In August 2009, Prime Minister Stephen Harper stated, “The extension of Highway 5, the largest infrastructure project in the Outaouais, will help the region’s economic development, create high-paying jobs and greatly enhance the quality of life and safety of residents of the Outaouais region.”
Funded in part by federal stimulus dollars, the project involves building a four-lane divided highway from Chemin de la Riviere to the existing part of the highway in Wakefield.
Nikki Mantell, the editor of The Low Down, a local newspaper, asks, “Will this highway extension ruin the aquifer that feeds the Wakefield spring?”

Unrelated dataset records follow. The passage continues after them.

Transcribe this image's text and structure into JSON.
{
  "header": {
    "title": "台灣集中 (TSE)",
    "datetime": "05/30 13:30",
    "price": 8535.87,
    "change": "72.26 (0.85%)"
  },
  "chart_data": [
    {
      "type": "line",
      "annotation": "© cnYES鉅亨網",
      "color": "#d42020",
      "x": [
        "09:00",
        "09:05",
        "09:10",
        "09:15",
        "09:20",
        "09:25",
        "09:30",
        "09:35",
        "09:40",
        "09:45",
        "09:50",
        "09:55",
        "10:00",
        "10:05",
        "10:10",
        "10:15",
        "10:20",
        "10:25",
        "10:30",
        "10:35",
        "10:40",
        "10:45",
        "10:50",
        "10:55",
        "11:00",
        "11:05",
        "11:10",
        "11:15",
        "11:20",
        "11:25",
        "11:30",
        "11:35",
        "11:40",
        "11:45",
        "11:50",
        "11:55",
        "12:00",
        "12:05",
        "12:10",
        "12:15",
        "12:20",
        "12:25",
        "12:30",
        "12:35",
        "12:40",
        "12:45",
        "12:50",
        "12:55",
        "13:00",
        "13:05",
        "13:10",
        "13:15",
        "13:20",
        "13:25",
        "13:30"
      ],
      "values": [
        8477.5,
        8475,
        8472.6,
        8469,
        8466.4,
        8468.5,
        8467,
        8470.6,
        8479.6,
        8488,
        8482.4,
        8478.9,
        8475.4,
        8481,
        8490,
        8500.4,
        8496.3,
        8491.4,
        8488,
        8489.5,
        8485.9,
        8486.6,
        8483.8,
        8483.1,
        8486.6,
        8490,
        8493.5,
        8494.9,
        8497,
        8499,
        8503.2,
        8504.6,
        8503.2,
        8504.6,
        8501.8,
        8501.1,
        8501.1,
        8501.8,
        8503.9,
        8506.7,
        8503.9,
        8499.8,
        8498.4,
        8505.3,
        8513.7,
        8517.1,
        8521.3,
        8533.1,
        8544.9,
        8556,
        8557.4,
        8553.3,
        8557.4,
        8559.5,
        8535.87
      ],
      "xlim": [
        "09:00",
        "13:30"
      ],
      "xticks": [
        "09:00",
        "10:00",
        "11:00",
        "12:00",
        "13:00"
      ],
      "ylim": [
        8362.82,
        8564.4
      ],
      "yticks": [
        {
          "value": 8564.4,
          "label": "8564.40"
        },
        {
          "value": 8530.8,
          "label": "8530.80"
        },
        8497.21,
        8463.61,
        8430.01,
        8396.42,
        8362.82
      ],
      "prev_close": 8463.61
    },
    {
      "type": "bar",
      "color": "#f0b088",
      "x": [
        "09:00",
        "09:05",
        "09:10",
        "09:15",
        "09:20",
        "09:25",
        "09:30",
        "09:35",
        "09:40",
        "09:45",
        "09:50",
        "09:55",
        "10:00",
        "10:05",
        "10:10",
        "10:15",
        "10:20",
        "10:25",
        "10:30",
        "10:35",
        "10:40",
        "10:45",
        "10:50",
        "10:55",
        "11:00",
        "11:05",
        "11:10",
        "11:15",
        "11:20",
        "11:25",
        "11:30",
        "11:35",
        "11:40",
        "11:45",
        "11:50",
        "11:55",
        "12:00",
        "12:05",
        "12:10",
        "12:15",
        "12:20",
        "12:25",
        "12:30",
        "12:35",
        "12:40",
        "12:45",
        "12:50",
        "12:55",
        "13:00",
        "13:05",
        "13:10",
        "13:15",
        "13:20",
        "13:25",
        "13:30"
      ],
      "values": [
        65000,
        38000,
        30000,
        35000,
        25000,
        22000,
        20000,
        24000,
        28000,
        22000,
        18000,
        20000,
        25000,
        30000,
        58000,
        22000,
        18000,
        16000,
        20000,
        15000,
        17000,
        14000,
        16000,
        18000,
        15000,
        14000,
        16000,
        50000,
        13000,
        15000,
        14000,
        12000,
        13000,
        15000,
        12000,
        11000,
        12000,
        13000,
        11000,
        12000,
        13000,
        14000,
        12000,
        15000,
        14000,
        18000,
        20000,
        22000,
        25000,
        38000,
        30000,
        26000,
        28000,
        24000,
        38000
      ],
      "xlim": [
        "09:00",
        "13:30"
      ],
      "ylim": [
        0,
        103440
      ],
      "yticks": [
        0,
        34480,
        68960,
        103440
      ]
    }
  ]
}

She writes, “The Wakefield spring is the closest thing the region has to holy water – people revere it, cherish it, talk about it to their city friends, their city friends come to Wakefield just to get a taste. It’s natural, clean, cold, delicious and free. It’s a valued necessity to residents, cottagers and visitors. Rich or poor, newbie or long-time local; the spring’s value cuts across boundaries. To run it would be an unforgivable act.”
Jean-Francois Roy, an engineer associated with Cima+ and Tecsult Inc., told concerned residents at a recent information session that hydrology studies are underway to investigate any impact on Wakefield’s water supply, but no date for the completion of the study was given.
“(Villagers) at the meeting asked for assurances the highway would not be built until the hydrology studies and the federal environmental impact study are completed. Roy assured them that the highway cannot be built until until provincial and federal officials authorize everything, and nothing can be authorized until the studies are completed.”
We will be looking for those studies which should be made available on the La Peche municipality’s website before any further construction proceeds. Information from the municipality and about the federal environmental assessment of this highway construction can be found at http://www.villelapeche.qc.ca/index.php/en/la-peche/projects/extension-higway-5.
The local newspaper notes, “The letter-writing campaign to various levels of government has already begun.” We would suggest that you contact area MP Lawrence Cannon, also the minister of foreign affairs, for a guarantee that the aquifer and the spring will not be endangered by the highway. He can be reached at Cannon.L@parl.gc.ca.
But time is short. Work on an initial 2.5 kilometre portion of the highway began in 2010. “Work on Phase 2, which extends 6.5 kilometres from Meech Creek to Wakefield is scheduled to begin in the spring of 2011. Phase 3 will extend Hwy 5 one kilometre north of Wakefield.”